David Thomas, PhD
National Institute on Drug Abuse
John and Emma Bonica Public Service Award
How did you enter the field of pain?
My entry into the field was rather random, which often happens with careers. I was a graduate student at The American University (AU) in Washington DC and was working in experimental psychology laboratory. The NIH was just up the road, and within the National Institute of Dental Research (now NIDCR), Dr. Ronald Dubner led an extraordinary pain research group which had an international reputation for excellence in the pain field. It was an amazing team! One research program from the Dubner team included studying pain in awake behaving monkeys. This research was very sophisticated and cutting-edge, requiring a team of scientists with a variety of skill sets. And part of these studies required training monkeys to engage in complex behavioral tasks including identifying and responding to various stimuli (including slightly noxious heat stimuli) for rewards. Thus, a graduate student from a behavioral psychology laboratory was of use. In fact, noted pain researcher Dr. Cathrine Bushnell was at The American University and hired by Dr. Dubner to set up and run many of these studies. When she left the NIH, they came back to The American University looking for someone to continue this work. I spent the next 10 years working in this NIDR pain program.

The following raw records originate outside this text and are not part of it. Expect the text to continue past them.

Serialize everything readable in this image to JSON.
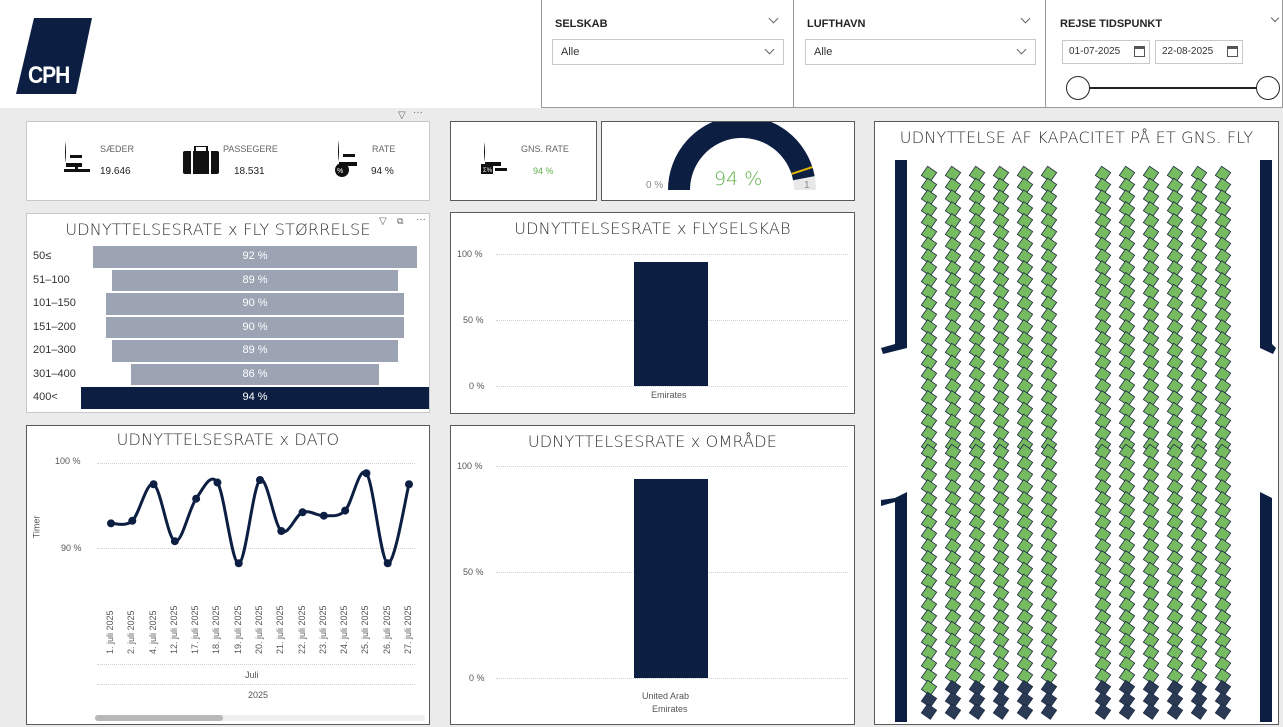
{
  "logo": {
    "text": "CPH"
  },
  "slicers": {
    "selskab": {
      "label": "SELSKAB",
      "value": "Alle"
    },
    "lufthavn": {
      "label": "LUFTHAVN",
      "value": "Alle"
    },
    "rejse": {
      "label": "REJSE TIDSPUNKT",
      "from": "01-07-2025",
      "to": "22-08-2025"
    }
  },
  "kpis": {
    "saeder": {
      "label": "SÆDER",
      "value": "19.646"
    },
    "passagere": {
      "label": "PASSEGERE",
      "value": "18.531"
    },
    "rate": {
      "label": "RATE",
      "value": "94 %"
    },
    "gns_rate": {
      "label": "GNS. RATE",
      "value": "94 %"
    }
  },
  "gauge": {
    "value": "94 %",
    "min": "0 %",
    "max": "1",
    "fraction": 0.94
  },
  "size_chart": {
    "title": "UDNYTTELSESRATE x FLY STØRRELSE",
    "rows": [
      {
        "label": "50≤",
        "value": "92 %",
        "pct": 92
      },
      {
        "label": "51–100",
        "value": "89 %",
        "pct": 89
      },
      {
        "label": "101–150",
        "value": "90 %",
        "pct": 90
      },
      {
        "label": "151–200",
        "value": "90 %",
        "pct": 90
      },
      {
        "label": "201–300",
        "value": "89 %",
        "pct": 89
      },
      {
        "label": "301–400",
        "value": "86 %",
        "pct": 86
      },
      {
        "label": "400<",
        "value": "94 %",
        "pct": 94
      }
    ]
  },
  "airline_chart": {
    "title": "UDNYTTELSESRATE x FLYSELSKAB",
    "ticks": [
      "100 %",
      "50 %",
      "0 %"
    ],
    "bars": [
      {
        "label": "Emirates",
        "value": 94
      }
    ]
  },
  "date_chart": {
    "title": "UDNYTTELSESRATE x DATO",
    "ylabel": "Timer",
    "ticks": [
      "100 %",
      "90 %"
    ],
    "month": "Juli",
    "year": "2025",
    "dates": [
      "1. juli 2025",
      "2. juli 2025",
      "4. juli 2025",
      "12. juli 2025",
      "17. juli 2025",
      "18. juli 2025",
      "19. juli 2025",
      "20. juli 2025",
      "21. juli 2025",
      "22. juli 2025",
      "23. juli 2025",
      "24. juli 2025",
      "25. juli 2025",
      "26. juli 2025",
      "27. juli 2025"
    ]
  },
  "area_chart": {
    "title": "UDNYTTELSESRATE x OMRÅDE",
    "ticks": [
      "100 %",
      "50 %",
      "0 %"
    ],
    "bars": [
      {
        "label1": "United Arab",
        "label2": "Emirates",
        "value": 94
      }
    ]
  },
  "seat_map": {
    "title": "UDNYTTELSE AF KAPACITET PÅ ET GNS. FLY"
  },
  "chart_data": [
    {
      "type": "bar",
      "title": "UDNYTTELSESRATE x FLY STØRRELSE",
      "categories": [
        "50≤",
        "51–100",
        "101–150",
        "151–200",
        "201–300",
        "301–400",
        "400<"
      ],
      "values": [
        92,
        89,
        90,
        90,
        89,
        86,
        94
      ]
    },
    {
      "type": "bar",
      "title": "UDNYTTELSESRATE x FLYSELSKAB",
      "categories": [
        "Emirates"
      ],
      "values": [
        94
      ],
      "ylim": [
        0,
        100
      ]
    },
    {
      "type": "line",
      "title": "UDNYTTELSESRATE x DATO",
      "ylabel": "Timer",
      "x": [
        "1. juli 2025",
        "2. juli 2025",
        "4. juli 2025",
        "12. juli 2025",
        "17. juli 2025",
        "18. juli 2025",
        "19. juli 2025",
        "20. juli 2025",
        "21. juli 2025",
        "22. juli 2025",
        "23. juli 2025",
        "24. juli 2025",
        "25. juli 2025",
        "26. juli 2025",
        "27. juli 2025"
      ],
      "y": [
        92.9,
        93.2,
        97.5,
        90.8,
        95.8,
        97.7,
        88.2,
        98.0,
        92.0,
        94.2,
        93.8,
        94.4,
        98.8,
        88.2,
        97.5
      ]
    },
    {
      "type": "bar",
      "title": "UDNYTTELSESRATE x OMRÅDE",
      "categories": [
        "United Arab Emirates"
      ],
      "values": [
        94
      ],
      "ylim": [
        0,
        100
      ]
    }
  ],
  "colors": {
    "navy": "#0c1f43",
    "gray_bar": "#9ca3b2",
    "green": "#77bb60",
    "seat_dark": "#2b3a55",
    "gauge_accent": "#e6b800"
  }
}
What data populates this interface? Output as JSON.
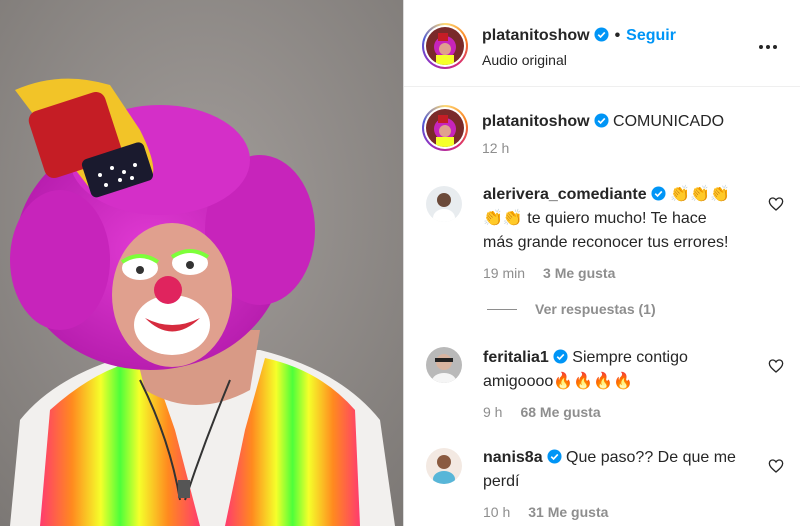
{
  "header": {
    "username": "platanitoshow",
    "separator": "•",
    "follow_label": "Seguir",
    "subtitle": "Audio original",
    "more_icon": "more-horizontal-icon"
  },
  "caption": {
    "username": "platanitoshow",
    "text": "COMUNICADO",
    "time": "12 h"
  },
  "comments": [
    {
      "username": "alerivera_comediante",
      "text_line1": "👏👏👏",
      "text_line2": "👏👏 te quiero mucho! Te hace",
      "text_line3": "más grande reconocer tus errores!",
      "time": "19 min",
      "likes": "3 Me gusta"
    },
    {
      "username": "feritalia1",
      "text_line1": "Siempre contigo",
      "text_line2": "amigoooo🔥🔥🔥🔥",
      "time": "9 h",
      "likes": "68 Me gusta"
    },
    {
      "username": "nanis8a",
      "text_line1": "Que paso?? De que me",
      "text_line2": "perdí",
      "time": "10 h",
      "likes": "31 Me gusta"
    }
  ],
  "view_replies": "Ver respuestas (1)",
  "colors": {
    "follow": "#0095f6",
    "verified": "#0095f6",
    "secondary_text": "#8e8e8e"
  }
}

How did you get to where you are in your career today?
Following my postdoctoral work at the NIDR, I left the NIH for a position at the University of Chicago, working with Dr. Donna Hammond on opioid and pain research, which was funded by the National Institute of Drug Abuse (NIDA). I was initially surprised that NIDA supported pain research. And from there, I joined NIDA in 1995 to help run their pain and opioid program. It no longer surprised me that NIDA supported pain research. In fact, it makes perfect sense, and I have promoted pain research at NIDA and the NIH ever since.
Why do you work in pain?
I work in the pain field because I am trying to help reduce suffering. Pain can rob people of their quality of life. It can become a disease without mercy. Pain is too often dismissed by those who are not afflicted. We need some fundamental changes in how we treat pain and how people in pain are treated. Given my position in the government and my experience in the pain field, I can help make a difference and help people in pain. For me, it is a mission, and I cannot imagine myself in another field.
What is your favorite part of your work, and why?
My favorite part of my job is interacting with people who are in pain. Sometimes I can help them in various ways. Other times, I serve more as moral support. But at the end of the day, these are the people we are trying to help, and it is a nice reminder that what we do in the field has a real purpose.